# [Ottì] HD andato a prostitute...

## stefanonafets

Non capisco...

Fino a ieri sera nessun problema, hd smontato ed appoggiato per terra, collegato al secondary master, fungeva perfettamente.

Oggi lo stacco, lo monto nel cabinet e riattacco LO STESSO cavo e LA STESSA alimentazione.

Baam, il controller ide non vede più nessun driver...

Stacco l'alimentazione dell'hd e nn succede niente.

Stacco il cavetto ide e magicamente il pc riconosce il lettore cd ed il masterizzatore.

Riattacco l'hd e nn vede più niente.

C'è da notare che la stessa cosa mi è già capitata con altri 2 hd.

Ma che ca**o è sta storia???

C'è da dire che sono piuttosto INCAZZATO (scusate le urla), visto che ho appena finito di comprare 3 (e dico tre) hd da 80Gb...

Comprarne un quarto PROPRIO non mi va...

Ditemi che posso salvare il mio Maxtor Diamond D-Max plus A20...

Sig... Sob...

----------

## bsolar

3 dischi in un mese è umanamente impossibile (sei umano, vero?  :Rolling Eyes:  )

Sei sicuro che non sia un problema del cavo, del controller o della configurazione?

Altrimenti puoi provare a contattare un'esorcista...

----------

## KiTaSuMbA

Concordo con bsolar che e' a dir poco insolito vedre questo danno ripetitivo se non c'e' un fattore permanente.

In ogni caso, spero che ti compri i dischi con garanzia....

----------

## stefanonafets

 *Quote:*   

> In ogni caso, spero che ti compri i dischi con garanzia....

 

Ovviamente sì, ma il maxtor in questione ha (se nn mi ricordo male) circa un annetto, gli altri du che si sono scassati erano due western digital da 9 e da 60 Gb...

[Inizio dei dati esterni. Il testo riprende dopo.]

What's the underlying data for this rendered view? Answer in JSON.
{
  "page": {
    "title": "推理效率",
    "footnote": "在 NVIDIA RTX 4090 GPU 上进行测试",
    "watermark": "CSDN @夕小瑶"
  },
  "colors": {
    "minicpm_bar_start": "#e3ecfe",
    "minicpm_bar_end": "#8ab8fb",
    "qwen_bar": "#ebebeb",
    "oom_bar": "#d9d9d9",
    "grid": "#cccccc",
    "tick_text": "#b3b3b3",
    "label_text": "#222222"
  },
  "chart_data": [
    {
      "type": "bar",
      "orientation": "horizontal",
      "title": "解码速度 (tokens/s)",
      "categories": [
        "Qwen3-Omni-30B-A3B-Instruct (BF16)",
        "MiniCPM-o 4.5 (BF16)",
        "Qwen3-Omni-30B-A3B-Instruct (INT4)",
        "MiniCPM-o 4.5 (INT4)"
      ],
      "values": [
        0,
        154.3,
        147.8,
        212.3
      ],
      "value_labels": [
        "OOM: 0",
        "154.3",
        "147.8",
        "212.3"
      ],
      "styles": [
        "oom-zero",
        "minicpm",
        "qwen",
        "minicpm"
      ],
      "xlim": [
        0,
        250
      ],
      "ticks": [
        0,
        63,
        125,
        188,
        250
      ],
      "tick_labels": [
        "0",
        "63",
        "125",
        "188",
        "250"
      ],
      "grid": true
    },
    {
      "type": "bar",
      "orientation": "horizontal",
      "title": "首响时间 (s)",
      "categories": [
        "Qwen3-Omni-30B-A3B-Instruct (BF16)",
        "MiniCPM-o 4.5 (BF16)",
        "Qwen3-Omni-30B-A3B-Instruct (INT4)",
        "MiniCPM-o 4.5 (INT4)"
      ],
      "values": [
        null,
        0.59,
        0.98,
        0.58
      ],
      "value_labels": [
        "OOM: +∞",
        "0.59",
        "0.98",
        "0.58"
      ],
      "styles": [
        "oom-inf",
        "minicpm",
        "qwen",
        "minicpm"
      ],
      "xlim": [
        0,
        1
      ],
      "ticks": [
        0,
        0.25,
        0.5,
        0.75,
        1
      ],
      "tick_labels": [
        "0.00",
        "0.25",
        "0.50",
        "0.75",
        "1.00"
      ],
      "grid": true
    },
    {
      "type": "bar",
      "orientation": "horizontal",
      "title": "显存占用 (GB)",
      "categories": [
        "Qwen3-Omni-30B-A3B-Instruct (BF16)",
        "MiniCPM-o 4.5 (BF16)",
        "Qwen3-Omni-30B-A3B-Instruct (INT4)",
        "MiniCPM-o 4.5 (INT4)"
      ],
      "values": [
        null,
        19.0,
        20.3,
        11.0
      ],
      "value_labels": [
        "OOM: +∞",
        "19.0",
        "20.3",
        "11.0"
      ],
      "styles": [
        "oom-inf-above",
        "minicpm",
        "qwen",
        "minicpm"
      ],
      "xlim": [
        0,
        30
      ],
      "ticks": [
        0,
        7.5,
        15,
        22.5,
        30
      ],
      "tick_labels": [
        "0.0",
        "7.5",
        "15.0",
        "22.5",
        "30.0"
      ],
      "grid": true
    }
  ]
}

Il primo era vecchiotto e rovinato (da metà hd circa in poi era inutilizzabile, quando fungeva lo usavo come hd di swap), l'altro era dentro il pc che ho comprato per mia madre.

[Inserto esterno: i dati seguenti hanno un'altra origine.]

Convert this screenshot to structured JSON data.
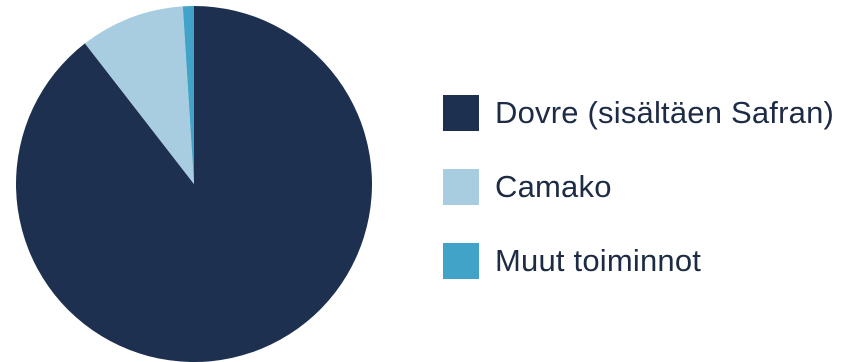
{
  "chart_data": {
    "type": "pie",
    "title": "",
    "legend_position": "right",
    "start_angle": "12 o'clock, clockwise",
    "slices": [
      {
        "label": "Dovre (sisältäen Safran)",
        "value": 89.5,
        "color": "#1e3050"
      },
      {
        "label": "Camako",
        "value": 9.5,
        "color": "#a9cde0"
      },
      {
        "label": "Muut toiminnot",
        "value": 1.0,
        "color": "#41a3c8"
      }
    ]
  }
}
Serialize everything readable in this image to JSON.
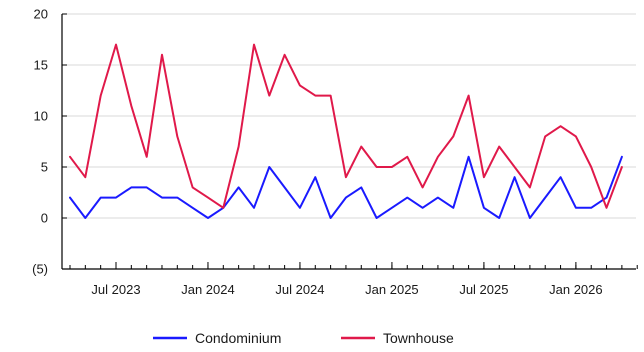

Gli altri 3 dischi da 80 (Maxtor D-Max 9) che ho comprato sono andati in due in array sul "server", l'altro in sostituzione del WD da 60...

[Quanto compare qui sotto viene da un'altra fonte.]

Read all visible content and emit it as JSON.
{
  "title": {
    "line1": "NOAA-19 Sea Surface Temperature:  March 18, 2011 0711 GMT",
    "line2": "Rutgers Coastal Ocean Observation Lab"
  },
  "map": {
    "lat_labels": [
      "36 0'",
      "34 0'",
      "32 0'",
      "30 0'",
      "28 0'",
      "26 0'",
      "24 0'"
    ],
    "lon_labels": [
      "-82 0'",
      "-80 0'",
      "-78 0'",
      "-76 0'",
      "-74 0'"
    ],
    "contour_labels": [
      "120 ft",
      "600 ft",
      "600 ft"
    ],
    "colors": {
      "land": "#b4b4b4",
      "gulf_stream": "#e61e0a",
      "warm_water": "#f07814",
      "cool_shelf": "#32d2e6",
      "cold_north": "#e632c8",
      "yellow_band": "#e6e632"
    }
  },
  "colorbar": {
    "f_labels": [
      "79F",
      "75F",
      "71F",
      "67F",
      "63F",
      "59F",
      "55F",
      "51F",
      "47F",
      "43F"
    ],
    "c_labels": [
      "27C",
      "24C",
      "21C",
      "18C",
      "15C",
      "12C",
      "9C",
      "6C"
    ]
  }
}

Il Maxtor A-20 lo usavo per la root del "server", per poi montarci l'array sopra (in diverse cartelle, essendo partizionato in più parti), e sinceramente mi sono rotto le palle di comprare hd...

----------

## stefanonafets

MMah...

Voi ci capite qualcosa di hardware?

Bè, io credevo di sì, ma ora ho qualche dubbio...

L'hard Disk in questione ha ripreso magicamente a funzionare quando l'ho smontato e ho cambiato il cavetto (da notare che quando gli ho solo cambiato il cavetto nn fungeva).

Mah, forse nn sono così sfortunato come credevo...

Vabbè, ciao attutti!!!!

----------

## bsolar

 *stefanonafets wrote:*   

> MMah...
> 
> Voi ci capite qualcosa di hardware?
> 
> Bè, io credevo di sì, ma ora ho qualche dubbio...
> ...

 

Se qualcosa funziona non domandartene il perché.

Potrebbe smettere di farlo.

----------

## Sym

 *Quote:*   

> Se qualcosa funziona non domandartene il perché. 
> 
> Potrebbe smettere di farlo.

 

lol   :Laughing: 

----------

## brainnolo

io fossi in te accenderei qualche cero a qualche santo e pregherei che continui a funzionare

P.S: e non sono manco credente! gh  :Smile: 

----------